Funding for this research came from the National Institutes of Health, the Katherine E. Bullard Charitable Trust, the Crohn’s and Colitis Foundation, and the University Cancer Research Fund at UNC-Chapel Hill.
Aside from the aforementioned researchers, other authors are Keith Breau, Meryem Ok, Ismael Gomez-Martinez, Jolene Ranek, Aadra Bhatt, Jeremy Purvis, and John Woosley, all at UNC-Chapel Hill.
UNC School of Medicine contact: Mark Derewicz
Image 1: The Magness Group fluorescently stained mucin proteins which contribute to the mucus layer that protects the colon.

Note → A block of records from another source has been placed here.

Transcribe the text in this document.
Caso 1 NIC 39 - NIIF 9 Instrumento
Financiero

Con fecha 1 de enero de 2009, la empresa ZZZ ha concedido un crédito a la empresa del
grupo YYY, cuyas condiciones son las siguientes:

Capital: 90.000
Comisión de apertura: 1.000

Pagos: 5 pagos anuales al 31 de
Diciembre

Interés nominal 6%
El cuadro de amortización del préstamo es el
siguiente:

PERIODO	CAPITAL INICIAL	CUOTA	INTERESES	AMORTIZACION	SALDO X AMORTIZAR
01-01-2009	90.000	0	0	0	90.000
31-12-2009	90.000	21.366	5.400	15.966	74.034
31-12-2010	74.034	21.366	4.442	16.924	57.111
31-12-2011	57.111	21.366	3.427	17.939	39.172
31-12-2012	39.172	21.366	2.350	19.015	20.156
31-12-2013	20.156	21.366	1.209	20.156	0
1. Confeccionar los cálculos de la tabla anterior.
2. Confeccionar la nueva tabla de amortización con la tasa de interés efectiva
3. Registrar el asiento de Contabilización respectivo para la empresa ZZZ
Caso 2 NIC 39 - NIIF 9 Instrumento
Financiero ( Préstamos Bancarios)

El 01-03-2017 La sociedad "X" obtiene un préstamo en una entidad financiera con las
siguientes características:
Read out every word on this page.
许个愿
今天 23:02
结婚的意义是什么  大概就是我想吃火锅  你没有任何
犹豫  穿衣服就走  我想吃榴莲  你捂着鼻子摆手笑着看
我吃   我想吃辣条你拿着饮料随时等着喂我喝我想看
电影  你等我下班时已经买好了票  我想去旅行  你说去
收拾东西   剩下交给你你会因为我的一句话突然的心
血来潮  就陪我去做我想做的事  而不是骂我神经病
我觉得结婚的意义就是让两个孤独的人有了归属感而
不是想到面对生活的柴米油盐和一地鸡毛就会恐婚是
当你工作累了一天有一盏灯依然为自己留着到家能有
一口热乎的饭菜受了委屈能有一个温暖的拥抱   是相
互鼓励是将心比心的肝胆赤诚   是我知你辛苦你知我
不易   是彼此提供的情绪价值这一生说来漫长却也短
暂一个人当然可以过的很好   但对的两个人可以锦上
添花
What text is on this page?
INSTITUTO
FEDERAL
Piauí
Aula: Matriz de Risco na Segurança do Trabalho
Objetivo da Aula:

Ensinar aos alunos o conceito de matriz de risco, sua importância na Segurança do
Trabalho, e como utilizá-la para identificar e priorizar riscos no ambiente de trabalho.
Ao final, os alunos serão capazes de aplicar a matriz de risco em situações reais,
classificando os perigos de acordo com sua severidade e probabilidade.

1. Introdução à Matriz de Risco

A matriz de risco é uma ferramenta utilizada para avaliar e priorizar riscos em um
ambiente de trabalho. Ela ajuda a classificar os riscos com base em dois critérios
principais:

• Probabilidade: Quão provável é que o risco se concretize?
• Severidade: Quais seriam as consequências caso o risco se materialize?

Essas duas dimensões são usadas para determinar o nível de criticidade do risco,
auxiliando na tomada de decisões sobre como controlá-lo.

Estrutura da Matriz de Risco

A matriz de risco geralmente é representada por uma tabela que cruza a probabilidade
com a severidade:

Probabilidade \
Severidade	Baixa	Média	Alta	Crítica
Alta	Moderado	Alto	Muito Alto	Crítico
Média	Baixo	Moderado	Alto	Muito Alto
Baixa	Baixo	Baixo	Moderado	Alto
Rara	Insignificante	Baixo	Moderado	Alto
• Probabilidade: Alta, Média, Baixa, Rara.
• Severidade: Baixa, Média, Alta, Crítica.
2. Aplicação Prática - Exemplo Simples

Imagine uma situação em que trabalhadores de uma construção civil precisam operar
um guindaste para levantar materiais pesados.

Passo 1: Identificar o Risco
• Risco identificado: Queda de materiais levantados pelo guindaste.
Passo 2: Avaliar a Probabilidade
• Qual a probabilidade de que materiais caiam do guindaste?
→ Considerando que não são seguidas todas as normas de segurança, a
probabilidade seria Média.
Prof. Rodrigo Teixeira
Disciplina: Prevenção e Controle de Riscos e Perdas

Here, thin sections of fixed human colon are stained for two different mucin proteins: MUC2 in green and MUC5B in red, with all nuclei in blue. This shows that the mucus content likely differs between the bottoms and the tops of the colon crypts and confirmed their results from the single cell gene sequencing.
Image 2: The Magness group fluorescently stained proteins in thin section of human small intestine. They found that CFTR, a gene involved in cystic fibrosis (stained green), and FKBP1A, a target of pharmaceuticals intended to affect immune cells (stained red), are both present in a cell type within the human intestinal lining, confirming their results from the single cell gene sequencing.